Nobody tells you that networking is partly logistics.
It is not just charm. It is calendar management. Email discipline. Note-taking. Remembering names. Remembering groups. Knowing when to follow up. Knowing when not to. Knowing how to be interested without being annoying.
That is the hidden work.
So if you are recruiting for investment banking, do not only ask, “Do I know the technicals?”
Ask yourself:
Can I explain my story clearly?
Can I walk into a circle and not freeze?
Can I ask one intelligent question?
Can I send a clean follow-up email?
Can I track 40 conversations without losing my mind?
Can I discuss one deal without pretending to know more than I know?
Can I be normal, prepared, and consistent for two months?
Because that is a lot of what the process is.
The technicals matter. The resume matters. The school matters. Prior experience matters. But the day-to-day process is built out of these small interactions.

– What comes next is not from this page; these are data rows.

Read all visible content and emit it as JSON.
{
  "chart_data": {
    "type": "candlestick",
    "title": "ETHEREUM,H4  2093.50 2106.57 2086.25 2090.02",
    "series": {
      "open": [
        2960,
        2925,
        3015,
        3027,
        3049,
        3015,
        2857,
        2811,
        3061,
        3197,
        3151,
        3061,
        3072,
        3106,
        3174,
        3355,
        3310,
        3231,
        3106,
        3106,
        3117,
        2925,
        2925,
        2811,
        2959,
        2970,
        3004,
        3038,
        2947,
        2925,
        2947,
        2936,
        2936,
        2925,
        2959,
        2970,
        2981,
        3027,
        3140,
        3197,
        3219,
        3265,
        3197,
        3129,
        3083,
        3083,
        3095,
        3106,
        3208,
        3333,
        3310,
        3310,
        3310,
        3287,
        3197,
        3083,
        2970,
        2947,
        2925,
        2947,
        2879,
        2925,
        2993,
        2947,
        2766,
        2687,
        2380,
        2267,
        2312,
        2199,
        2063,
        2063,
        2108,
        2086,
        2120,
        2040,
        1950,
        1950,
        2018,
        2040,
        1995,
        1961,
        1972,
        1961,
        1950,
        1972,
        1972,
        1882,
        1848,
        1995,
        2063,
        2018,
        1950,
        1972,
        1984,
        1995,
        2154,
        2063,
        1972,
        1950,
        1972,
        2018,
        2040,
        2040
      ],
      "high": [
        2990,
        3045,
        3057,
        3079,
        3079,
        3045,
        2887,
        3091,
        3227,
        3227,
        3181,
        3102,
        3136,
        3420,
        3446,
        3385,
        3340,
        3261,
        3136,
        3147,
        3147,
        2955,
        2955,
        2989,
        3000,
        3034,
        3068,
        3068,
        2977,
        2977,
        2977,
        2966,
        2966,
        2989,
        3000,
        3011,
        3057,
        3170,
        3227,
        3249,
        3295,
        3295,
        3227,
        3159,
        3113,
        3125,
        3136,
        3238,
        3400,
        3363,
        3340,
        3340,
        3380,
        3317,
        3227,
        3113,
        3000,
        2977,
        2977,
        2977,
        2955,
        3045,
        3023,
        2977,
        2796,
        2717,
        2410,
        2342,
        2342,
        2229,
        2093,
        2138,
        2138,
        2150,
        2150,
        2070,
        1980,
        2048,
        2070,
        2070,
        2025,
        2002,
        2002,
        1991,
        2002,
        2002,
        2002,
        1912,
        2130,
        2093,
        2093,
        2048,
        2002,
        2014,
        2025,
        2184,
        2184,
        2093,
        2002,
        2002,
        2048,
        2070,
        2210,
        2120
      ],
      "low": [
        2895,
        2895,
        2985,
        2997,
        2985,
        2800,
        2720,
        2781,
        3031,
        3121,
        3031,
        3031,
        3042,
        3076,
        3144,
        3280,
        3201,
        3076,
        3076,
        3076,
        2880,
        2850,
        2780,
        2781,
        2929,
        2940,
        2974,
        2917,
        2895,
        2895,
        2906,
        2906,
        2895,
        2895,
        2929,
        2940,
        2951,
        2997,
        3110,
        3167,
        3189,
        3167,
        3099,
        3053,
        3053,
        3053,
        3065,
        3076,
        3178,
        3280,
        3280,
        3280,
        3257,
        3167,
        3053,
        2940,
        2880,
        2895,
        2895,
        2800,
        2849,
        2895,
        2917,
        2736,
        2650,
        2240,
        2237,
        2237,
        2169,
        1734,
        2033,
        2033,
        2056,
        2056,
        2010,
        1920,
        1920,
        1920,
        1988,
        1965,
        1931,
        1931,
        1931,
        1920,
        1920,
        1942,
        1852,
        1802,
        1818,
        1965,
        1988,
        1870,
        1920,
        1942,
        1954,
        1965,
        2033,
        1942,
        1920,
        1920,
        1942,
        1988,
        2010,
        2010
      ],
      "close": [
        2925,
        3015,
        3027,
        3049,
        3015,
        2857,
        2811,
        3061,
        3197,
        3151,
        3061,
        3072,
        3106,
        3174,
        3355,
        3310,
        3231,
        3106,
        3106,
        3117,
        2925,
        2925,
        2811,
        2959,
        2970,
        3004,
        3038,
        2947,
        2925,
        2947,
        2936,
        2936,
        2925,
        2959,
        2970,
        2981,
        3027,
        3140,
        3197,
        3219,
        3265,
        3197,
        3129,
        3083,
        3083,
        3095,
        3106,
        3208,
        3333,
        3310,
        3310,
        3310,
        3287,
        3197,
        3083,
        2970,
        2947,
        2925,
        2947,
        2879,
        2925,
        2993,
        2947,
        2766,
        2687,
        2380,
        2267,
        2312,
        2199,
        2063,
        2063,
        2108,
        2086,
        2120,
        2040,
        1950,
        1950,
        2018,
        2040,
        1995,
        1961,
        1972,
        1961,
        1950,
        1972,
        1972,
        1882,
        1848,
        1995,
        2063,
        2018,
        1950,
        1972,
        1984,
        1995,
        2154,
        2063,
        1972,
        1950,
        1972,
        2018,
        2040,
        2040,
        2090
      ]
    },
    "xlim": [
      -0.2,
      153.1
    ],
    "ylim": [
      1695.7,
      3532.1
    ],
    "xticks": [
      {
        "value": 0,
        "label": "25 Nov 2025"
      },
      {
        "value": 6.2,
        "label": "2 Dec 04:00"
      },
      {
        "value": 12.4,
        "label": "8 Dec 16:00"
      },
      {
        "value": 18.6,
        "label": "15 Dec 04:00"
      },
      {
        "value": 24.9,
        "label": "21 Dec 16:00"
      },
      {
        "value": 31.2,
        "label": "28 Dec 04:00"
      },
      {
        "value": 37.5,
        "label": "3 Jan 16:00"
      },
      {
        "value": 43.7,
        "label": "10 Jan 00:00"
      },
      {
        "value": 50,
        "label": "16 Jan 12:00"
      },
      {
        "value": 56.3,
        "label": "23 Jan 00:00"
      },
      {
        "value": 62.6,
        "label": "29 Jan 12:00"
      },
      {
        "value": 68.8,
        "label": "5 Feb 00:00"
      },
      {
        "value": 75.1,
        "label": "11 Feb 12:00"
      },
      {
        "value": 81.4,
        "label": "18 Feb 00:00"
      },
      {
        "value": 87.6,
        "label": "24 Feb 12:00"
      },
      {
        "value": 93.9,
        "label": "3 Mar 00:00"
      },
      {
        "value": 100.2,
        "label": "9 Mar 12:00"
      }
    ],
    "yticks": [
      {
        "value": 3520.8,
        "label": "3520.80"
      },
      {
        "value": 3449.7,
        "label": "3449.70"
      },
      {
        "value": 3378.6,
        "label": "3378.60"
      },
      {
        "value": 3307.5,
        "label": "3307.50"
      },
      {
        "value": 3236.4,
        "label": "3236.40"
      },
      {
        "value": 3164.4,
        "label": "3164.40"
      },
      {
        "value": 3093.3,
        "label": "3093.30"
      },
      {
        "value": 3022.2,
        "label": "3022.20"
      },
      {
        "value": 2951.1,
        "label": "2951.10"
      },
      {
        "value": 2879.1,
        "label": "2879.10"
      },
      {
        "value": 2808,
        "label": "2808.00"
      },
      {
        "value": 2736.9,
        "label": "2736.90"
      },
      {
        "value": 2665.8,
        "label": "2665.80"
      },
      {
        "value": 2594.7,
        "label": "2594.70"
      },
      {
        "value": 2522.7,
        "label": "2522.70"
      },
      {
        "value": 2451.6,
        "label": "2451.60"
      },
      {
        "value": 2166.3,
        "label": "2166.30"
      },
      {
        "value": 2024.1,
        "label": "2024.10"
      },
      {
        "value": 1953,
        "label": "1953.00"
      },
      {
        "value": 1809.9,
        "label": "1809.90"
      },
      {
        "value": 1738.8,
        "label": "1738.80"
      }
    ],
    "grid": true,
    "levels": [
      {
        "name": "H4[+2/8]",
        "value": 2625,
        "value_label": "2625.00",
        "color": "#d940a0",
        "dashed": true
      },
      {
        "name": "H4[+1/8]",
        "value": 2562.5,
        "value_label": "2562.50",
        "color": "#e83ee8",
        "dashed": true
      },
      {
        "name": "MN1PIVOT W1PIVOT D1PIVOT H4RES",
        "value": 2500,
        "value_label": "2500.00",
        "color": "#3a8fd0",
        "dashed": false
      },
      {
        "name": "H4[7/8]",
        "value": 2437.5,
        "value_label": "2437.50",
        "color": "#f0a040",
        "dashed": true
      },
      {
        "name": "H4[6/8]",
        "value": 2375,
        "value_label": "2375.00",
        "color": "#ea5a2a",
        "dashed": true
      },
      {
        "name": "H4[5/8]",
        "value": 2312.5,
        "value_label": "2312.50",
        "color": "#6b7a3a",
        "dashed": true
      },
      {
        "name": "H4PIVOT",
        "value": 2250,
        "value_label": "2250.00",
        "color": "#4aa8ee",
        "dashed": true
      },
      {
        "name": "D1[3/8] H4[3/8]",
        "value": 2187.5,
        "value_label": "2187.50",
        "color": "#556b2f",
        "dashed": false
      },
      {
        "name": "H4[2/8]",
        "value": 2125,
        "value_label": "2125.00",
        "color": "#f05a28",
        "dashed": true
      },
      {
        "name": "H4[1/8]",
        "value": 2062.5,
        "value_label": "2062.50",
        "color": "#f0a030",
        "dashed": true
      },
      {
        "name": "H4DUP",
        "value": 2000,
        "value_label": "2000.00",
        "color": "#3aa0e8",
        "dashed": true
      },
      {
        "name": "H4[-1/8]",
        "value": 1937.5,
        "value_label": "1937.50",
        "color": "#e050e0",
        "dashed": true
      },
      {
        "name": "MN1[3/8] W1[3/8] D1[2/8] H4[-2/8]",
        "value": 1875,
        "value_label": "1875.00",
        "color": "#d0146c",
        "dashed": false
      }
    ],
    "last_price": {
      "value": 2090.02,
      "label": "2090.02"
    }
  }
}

That is the part I wish someone had explained to me.
Not just “network”. Play the actual game.
EDIT - P.S. One important caveat: my perspective is shaped by being in New York City, where many of the banks are already located. That is a real advantage, and I do not want to ignore it. If you are recruiting from a school outside New York, you need to factor in travel time and travel cost much more seriously than I did.
In the earlier part of the process, many conversations may happen by Zoom or phone. But as recruiting moves forward, a lot of coffee chats and later-stage interactions can become face-to-face. I met students from other schools who had traveled into New York for those conversations. For some people, that might mean a one-hour train ride. For others, it could mean flights, hotels, and losing an entire day to travel.
So if you are not already in the city where the banks are, build that into your plan. Recruiting is already a calendar-management exercise. Travel adds another layer. You may need to be more selective about which banks you prioritize, more thoughtful about batching meetings, and more realistic about how much physical presence the process may require. That was not a major issue for me, but I know it is a very real issue for others.